A basis of India-Pakistan cooperation on the Mumbai massacres: the ten Pakistani terrorists started off as pirates and the Al-Huseini is a pirate ship

One of my finest teachers at the London School of Economics many years ago had been Professor DHN Johnson, a pioneer of the Law of the Sea Treaty; reflecting upon the aftermath of the Mumbai massacres, it occurs to me that the Law of the Sea Treaty may provide the most expedient and lawful recourse in present circumstances, as well as a proper and clear basis for cooperation between the Government of India and the Government of Pakistan in the matter.

Both India and Pakistan have signed and ratified the Law of the Sea Treaty which reads at  Article 101

“Definition of piracy
Piracy consists of any of the following acts:
(a) any illegal acts of violence or detention, or any act of depredation, committed for private ends by the crew or the passengers of a private ship or a private aircraft, and directed:
(i) on the high seas, against another ship or aircraft, or against persons or property on board such ship or aircraft;
(ii) against a ship, aircraft, persons or property in a place outside the jurisdiction of any State;
(b) any act of voluntary participation in the operation of a ship or of an aircraft with knowledge of facts making it a pirate ship or aircraft;
(c) any act of inciting or of intentionally facilitating an act described in subparagraph (a) or (b).”

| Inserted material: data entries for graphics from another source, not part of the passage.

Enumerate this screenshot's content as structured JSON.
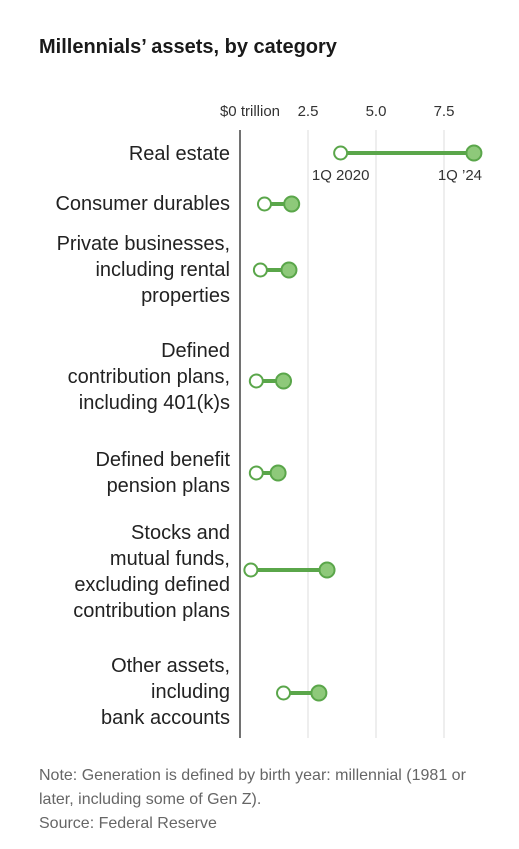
{
  "title": "Millennials’ assets, by category",
  "chart_data": {
    "type": "dumbbell",
    "title": "Millennials’ assets, by category",
    "unit": "trillion",
    "x_ticks": [
      {
        "value": 0,
        "label": "$0 trillion"
      },
      {
        "value": 2.5,
        "label": "2.5"
      },
      {
        "value": 5.0,
        "label": "5.0"
      },
      {
        "value": 7.5,
        "label": "7.5"
      }
    ],
    "xlim": [
      0,
      8.6
    ],
    "grid": true,
    "series_labels": {
      "start": "1Q 2020",
      "end": "1Q ’24"
    },
    "colors": {
      "line": "#5aa64a",
      "end_fill": "#8ec97a",
      "start_fill": "#ffffff",
      "grid": "#dddddd",
      "axis": "#444444"
    },
    "categories": [
      {
        "label": "Real estate",
        "start": 3.7,
        "end": 8.6
      },
      {
        "label": "Consumer durables",
        "start": 0.9,
        "end": 1.9
      },
      {
        "label": "Private businesses,\nincluding rental\nproperties",
        "start": 0.75,
        "end": 1.8
      },
      {
        "label": "Defined\ncontribution plans,\nincluding 401(k)s",
        "start": 0.6,
        "end": 1.6
      },
      {
        "label": "Defined benefit\npension plans",
        "start": 0.6,
        "end": 1.4
      },
      {
        "label": "Stocks and\nmutual funds,\nexcluding defined\ncontribution plans",
        "start": 0.4,
        "end": 3.2
      },
      {
        "label": "Other assets,\nincluding\nbank accounts",
        "start": 1.6,
        "end": 2.9
      }
    ]
  },
  "note": {
    "text": "Note: Generation is defined by birth year: millennial (1981 or later, including some of Gen Z).",
    "source": "Source: Federal Reserve"
  }
}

From the captured Kasab’s confession, it is clear he and his companions began their criminal activities within Pakistan (by training as terrorists and engaging in a conspiracy to commit mass-murder) and this continued outside Pakistan at sea:

“On November 23, the teams left from Azizabad in Karachi, along with Zaki-ur-Rehman and Kafa. We were taken to the nearby seashore… We boarded a launch. After travelling for 22 to 25 nautical miles we boarded a bigger launch. Again, after a journey of an hour, we boarded a ship, Al-Huseini, in the deep sea. While boarding the ship, each of us was given a sack containing eight grenades, an AK-47 rifle, 200 cartridges, two magazines and a cellphone.  Then we started towards the Indian coast. When we reached Indian waters, the crew members of Al-Huseini hijacked an Indian launch. The crew of the launch was shifted to Al-Huseini. We then boarded the launch. An Indian seaman was made to accompany us at gunpoint; he was made to bring us to the Indian coast. After a journey of three days, we reached near Mumbai’s shore. While we were still some distance away from the shore, Ismail and Afadulla killed the Indian seaman (Tandel) in the basement of the launch.”

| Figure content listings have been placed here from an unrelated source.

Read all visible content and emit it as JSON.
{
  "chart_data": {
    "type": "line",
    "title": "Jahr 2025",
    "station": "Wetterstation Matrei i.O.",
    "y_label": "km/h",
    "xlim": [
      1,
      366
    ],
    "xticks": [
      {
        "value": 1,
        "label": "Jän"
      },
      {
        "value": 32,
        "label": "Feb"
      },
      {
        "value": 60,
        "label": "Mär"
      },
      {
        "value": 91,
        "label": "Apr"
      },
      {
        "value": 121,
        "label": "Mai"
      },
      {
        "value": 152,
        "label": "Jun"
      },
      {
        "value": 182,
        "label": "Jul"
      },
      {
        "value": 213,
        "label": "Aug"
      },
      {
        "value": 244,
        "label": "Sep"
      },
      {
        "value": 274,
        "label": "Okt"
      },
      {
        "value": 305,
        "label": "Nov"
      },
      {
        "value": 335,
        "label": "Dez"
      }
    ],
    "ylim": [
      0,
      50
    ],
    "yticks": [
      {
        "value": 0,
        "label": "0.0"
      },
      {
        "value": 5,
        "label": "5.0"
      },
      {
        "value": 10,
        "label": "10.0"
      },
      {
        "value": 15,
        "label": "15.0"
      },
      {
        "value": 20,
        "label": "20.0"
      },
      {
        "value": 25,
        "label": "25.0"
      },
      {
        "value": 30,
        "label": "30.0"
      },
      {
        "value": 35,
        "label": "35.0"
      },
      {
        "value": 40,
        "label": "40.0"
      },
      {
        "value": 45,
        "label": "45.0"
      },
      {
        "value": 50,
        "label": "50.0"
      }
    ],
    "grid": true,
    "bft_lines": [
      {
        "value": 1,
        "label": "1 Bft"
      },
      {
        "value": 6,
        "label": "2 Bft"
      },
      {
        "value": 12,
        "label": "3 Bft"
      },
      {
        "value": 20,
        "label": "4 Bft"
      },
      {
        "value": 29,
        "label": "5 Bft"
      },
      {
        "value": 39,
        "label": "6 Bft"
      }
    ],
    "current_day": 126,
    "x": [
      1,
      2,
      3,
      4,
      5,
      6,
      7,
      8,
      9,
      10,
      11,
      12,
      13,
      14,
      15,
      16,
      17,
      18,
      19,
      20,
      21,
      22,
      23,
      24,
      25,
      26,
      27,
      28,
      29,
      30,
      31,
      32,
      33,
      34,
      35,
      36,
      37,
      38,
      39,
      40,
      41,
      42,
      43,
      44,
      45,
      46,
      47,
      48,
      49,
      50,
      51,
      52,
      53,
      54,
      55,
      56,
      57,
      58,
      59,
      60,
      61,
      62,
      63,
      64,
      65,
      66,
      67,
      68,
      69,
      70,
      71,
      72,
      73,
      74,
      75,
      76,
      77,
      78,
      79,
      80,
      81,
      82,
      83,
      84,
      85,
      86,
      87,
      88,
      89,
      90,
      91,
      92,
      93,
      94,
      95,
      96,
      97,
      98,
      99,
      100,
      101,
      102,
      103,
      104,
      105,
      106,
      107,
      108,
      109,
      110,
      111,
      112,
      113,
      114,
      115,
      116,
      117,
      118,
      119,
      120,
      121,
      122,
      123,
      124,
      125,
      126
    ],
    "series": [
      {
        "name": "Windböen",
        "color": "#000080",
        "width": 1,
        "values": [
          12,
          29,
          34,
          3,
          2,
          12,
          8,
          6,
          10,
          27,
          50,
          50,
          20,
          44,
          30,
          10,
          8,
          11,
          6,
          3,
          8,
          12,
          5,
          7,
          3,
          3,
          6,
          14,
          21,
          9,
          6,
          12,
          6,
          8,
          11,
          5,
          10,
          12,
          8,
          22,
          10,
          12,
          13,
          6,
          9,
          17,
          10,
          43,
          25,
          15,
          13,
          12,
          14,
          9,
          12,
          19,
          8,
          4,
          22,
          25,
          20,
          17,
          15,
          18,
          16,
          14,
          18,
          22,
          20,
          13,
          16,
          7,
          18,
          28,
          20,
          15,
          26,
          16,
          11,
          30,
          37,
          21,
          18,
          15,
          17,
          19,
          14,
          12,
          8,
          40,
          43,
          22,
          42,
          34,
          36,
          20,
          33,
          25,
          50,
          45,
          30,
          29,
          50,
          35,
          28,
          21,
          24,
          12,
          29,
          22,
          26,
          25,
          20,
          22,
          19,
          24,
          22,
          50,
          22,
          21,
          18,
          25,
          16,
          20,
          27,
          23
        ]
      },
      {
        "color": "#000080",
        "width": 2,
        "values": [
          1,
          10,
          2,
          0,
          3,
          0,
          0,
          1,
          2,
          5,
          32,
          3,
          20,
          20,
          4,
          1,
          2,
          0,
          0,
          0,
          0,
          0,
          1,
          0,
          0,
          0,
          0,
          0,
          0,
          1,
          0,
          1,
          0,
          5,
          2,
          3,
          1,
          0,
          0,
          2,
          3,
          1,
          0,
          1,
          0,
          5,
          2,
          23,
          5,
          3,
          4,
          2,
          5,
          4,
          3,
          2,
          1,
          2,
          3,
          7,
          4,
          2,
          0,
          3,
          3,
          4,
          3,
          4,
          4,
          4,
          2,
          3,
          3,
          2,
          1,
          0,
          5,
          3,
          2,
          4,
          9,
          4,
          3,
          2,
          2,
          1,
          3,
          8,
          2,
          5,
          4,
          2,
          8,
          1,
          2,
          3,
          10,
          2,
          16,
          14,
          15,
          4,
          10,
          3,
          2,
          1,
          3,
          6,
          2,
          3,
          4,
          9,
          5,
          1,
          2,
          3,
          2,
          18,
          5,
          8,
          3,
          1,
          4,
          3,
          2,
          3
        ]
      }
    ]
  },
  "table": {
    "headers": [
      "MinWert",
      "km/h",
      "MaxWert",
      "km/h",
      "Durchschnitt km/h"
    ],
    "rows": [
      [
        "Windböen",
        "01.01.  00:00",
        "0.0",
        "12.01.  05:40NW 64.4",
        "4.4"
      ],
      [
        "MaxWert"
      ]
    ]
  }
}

Pirates in law are Hostis humani generis or “enemies of mankind”.    As signatories to the Law of the Sea Treaty, India and Pakistan may act jointly against the Al-Huseini and others associated with the acts of  piracy including the maritime murders of the Indian fishermen that preceded the Mumbai massacres, thus solving the question of jurisdiction before it arises.  The remains of the nine dead Pakistani terrorists presently in a Mumbai morgue  can be buried at sea in international waters by whatever funeral procedure is due to dishonourable sailors and pirates.  (The fish will not refuse them.)  Kasab can be tried as a pirate too — though he really needs an American defence attorney to plea-bargain for him as he turns State’s evidence against the real masterminds of the plot, some of whom may be presently in the custody of the Pakistan Government.